Frequently Asked Questions
In order to participate fully in your therapies we encourage you to dress in comfortable, casual clothing. All clothing should be labeled with your name. In addition, you should bring:
- Any items that were used on a regular basis prior to your illness, such as eyeglasses, hearing aids, dentures, and the appropriate containers
- Sturdy shoes or sneakers and loose socks, if appropriate
- Loose-fitting pants or sweatpants, shirts that are comfortable and easy to put on, undergarments, bathrobe, and pajamas
- A seasonal coat or jacket, to take advantage of our courtyards and pathways
- Laundry bag
- Electric razor
Laundry services are available at the hospital, although family members are encouraged to launder patients' clothing. There are washers and dryers on the units for you and your family members to use.
All medications ordered by your physician are provided by HFSC and distributed by your nurse. Please speak with your nurse if you have any questions.
You will be cared for by a physician employed by Hospital for Special Care who is available to see you frequently and coordinate your care with your Special Care Team. Your personal physician will receive reports on your condition and all the necessary information to continue your care following your discharge.
Mail is distributed daily, except Sunday. Email availability may be arranged through your team.
Most rooms are semi-private. We do have a limited number of private rooms, but first priority must be given to those requiring a private room for isolation purposes or other medical or equipment needs. We make every attempt to honor wishes for private rooms, but one cannot be guaranteed for the duration of your hospitalization.
Telephones are provided in all patient rooms except the Neurobehavioral Program (NBP), Pediatric Unit and Autism Inpatient Unit (AIU). Only local calls may be made from these phones. For other types of calls, please contact a member of your team. Special telephones for the hearing impaired are available. Other needs may be addressed with your case manager.
Televisions are provided free-of-charge in all patient rooms except the in the NBP, Pediatrics and AIU.
The Interdenominational Chapel is open 24 hours a day. Religious services are held on Sunday mornings, on holidays, and as otherwise appropriate. The hospital has a Spiritual Care program staffed by chaplains.
A home visit may be necessary shortly before discharge in order to ensure that you may return to home safely. You may request a day pass to leave the hospital to visit your family. Some insurance companies, however, do not allow day passes.
A member of the healthcare team will speak with you and your family about planning a home visit. Before a visit is planned:
- Your attending physician must first authorize a pass
- Your family must be trained to manage your care. Special training may be necessary for a successful visit.

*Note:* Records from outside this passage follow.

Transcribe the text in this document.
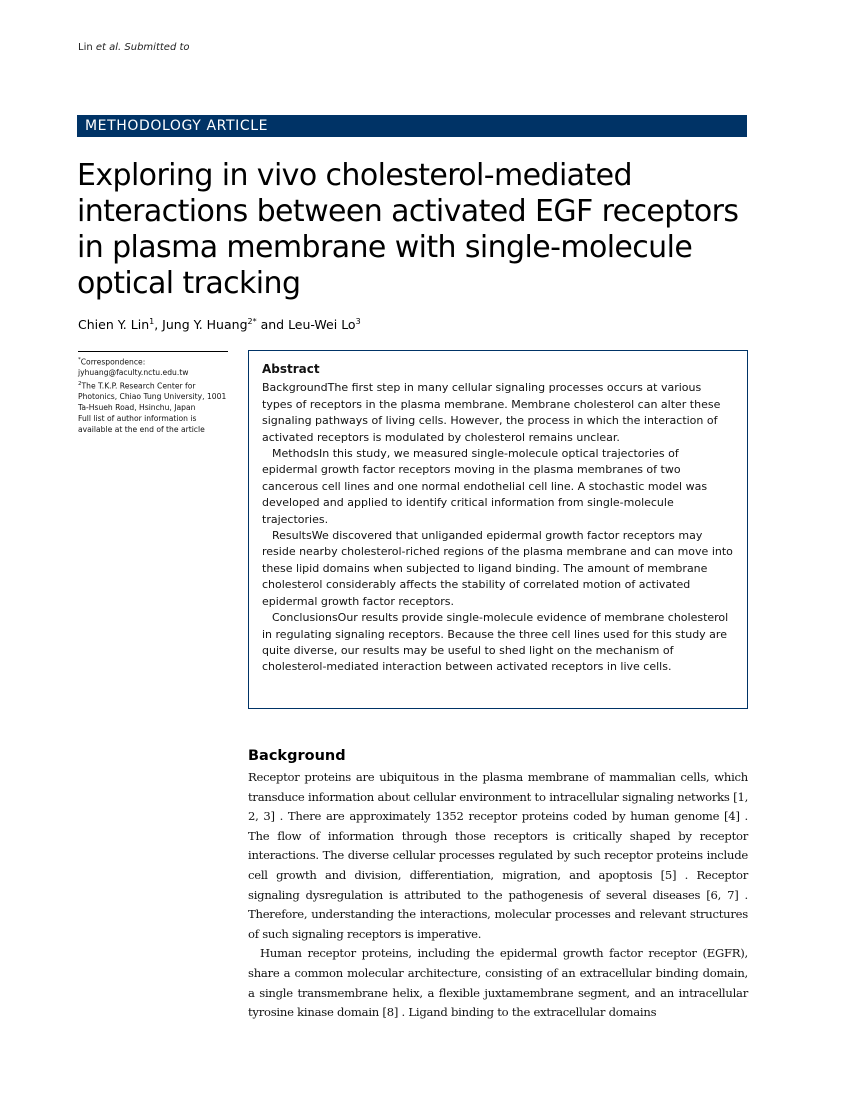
Lin et al. Submitted to
METHODOLOGY ARTICLE
Exploring in vivo cholesterol-mediated interactions between activated EGF receptors in plasma membrane with single-molecule optical tracking
Chien Y. Lin$^1$, Jung Y. Huang$^{2*}$ and Leu-Wei Lo$^3$
*Correspondence:
jyhuang@faculty.nctu.edu.tw
$^2$The T.K.P. Research Center for Photonics, Chiao Tung University, 1001 Ta-Hsueh Road, Hsinchu, Japan
Full list of author information is available at the end of the article
Abstract

BackgroundThe first step in many cellular signaling processes occurs at various types of receptors in the plasma membrane. Membrane cholesterol can alter these signaling pathways of living cells. However, the process in which the interaction of activated receptors is modulated by cholesterol remains unclear.

MethodsIn this study, we measured single-molecule optical trajectories of epidermal growth factor receptors moving in the plasma membranes of two cancerous cell lines and one normal endothelial cell line. A stochastic model was developed and applied to identify critical information from single-molecule trajectories.

ResultsWe discovered that unliganded epidermal growth factor receptors may reside nearby cholesterol-riched regions of the plasma membrane and can move into these lipid domains when subjected to ligand binding. The amount of membrane cholesterol considerably affects the stability of correlated motion of activated epidermal growth factor receptors.

ConclusionsOur results provide single-molecule evidence of membrane cholesterol in regulating signaling receptors. Because the three cell lines used for this study are quite diverse, our results may be useful to shed light on the mechanism of cholesterol-mediated interaction between activated receptors in live cells.

Background

Receptor proteins are ubiquitous in the plasma membrane of mammalian cells, which transduce information about cellular environment to intracellular signaling networks [1, 2, 3] . There are approximately 1352 receptor proteins coded by human genome [4] . The flow of information through those receptors is critically shaped by receptor interactions. The diverse cellular processes regulated by such receptor proteins include cell growth and division, differentiation, migration, and apoptosis [5] . Receptor signaling dysregulation is attributed to the pathogenesis of several diseases [6, 7] . Therefore, understanding the interactions, molecular processes and relevant structures of such signaling receptors is imperative.

Human receptor proteins, including the epidermal growth factor receptor (EGFR), share a common molecular architecture, consisting of an extracellular binding domain, a single transmembrane helix, a flexible juxtamembrane segment, and an intracellular tyrosine kinase domain [8] . Ligand binding to the extracellular domains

- Your nurse and social worker will discuss any specific issues that relate to your condition with you and your family
- Your nurse and other team members will review your equipment and medication needs
Since our goal is to return patients to the community, a discharge plan is developed for every patient admitted. Discharge plans vary with individual needs. Most patients are discharged home with home care services, to a day rehabilitation program or to outpatient services. Some individuals are discharged to a long-term care facility. Your treatment will ensure that your discharge plan is well coordinated to enable you to receive appropriate follow-up care.
Rehabilitation patients: Ongoing communication with your treatment team is an integral part of your rehabilitation program. Your case manager is your primary link. Each week there will be a Rehabilitation Team Review (RTR), an informational sharing session, which you are welcome to attend. If you are unable to attend, your case manager will speak with you to discuss your program. In addition, a family meeting may be scheduled soon after admission. Family meetings include your physiatrist, case manager, and other members of your treatment team.
Long-term patients: Our primary care coordinators (the PCC, a registered nurse) and social workers are the key contacts on all units. Questions related to your medical condition should be directed to the PCC. Other questions may be asked of the unit social worker. When needed, a family meeting can be arranged.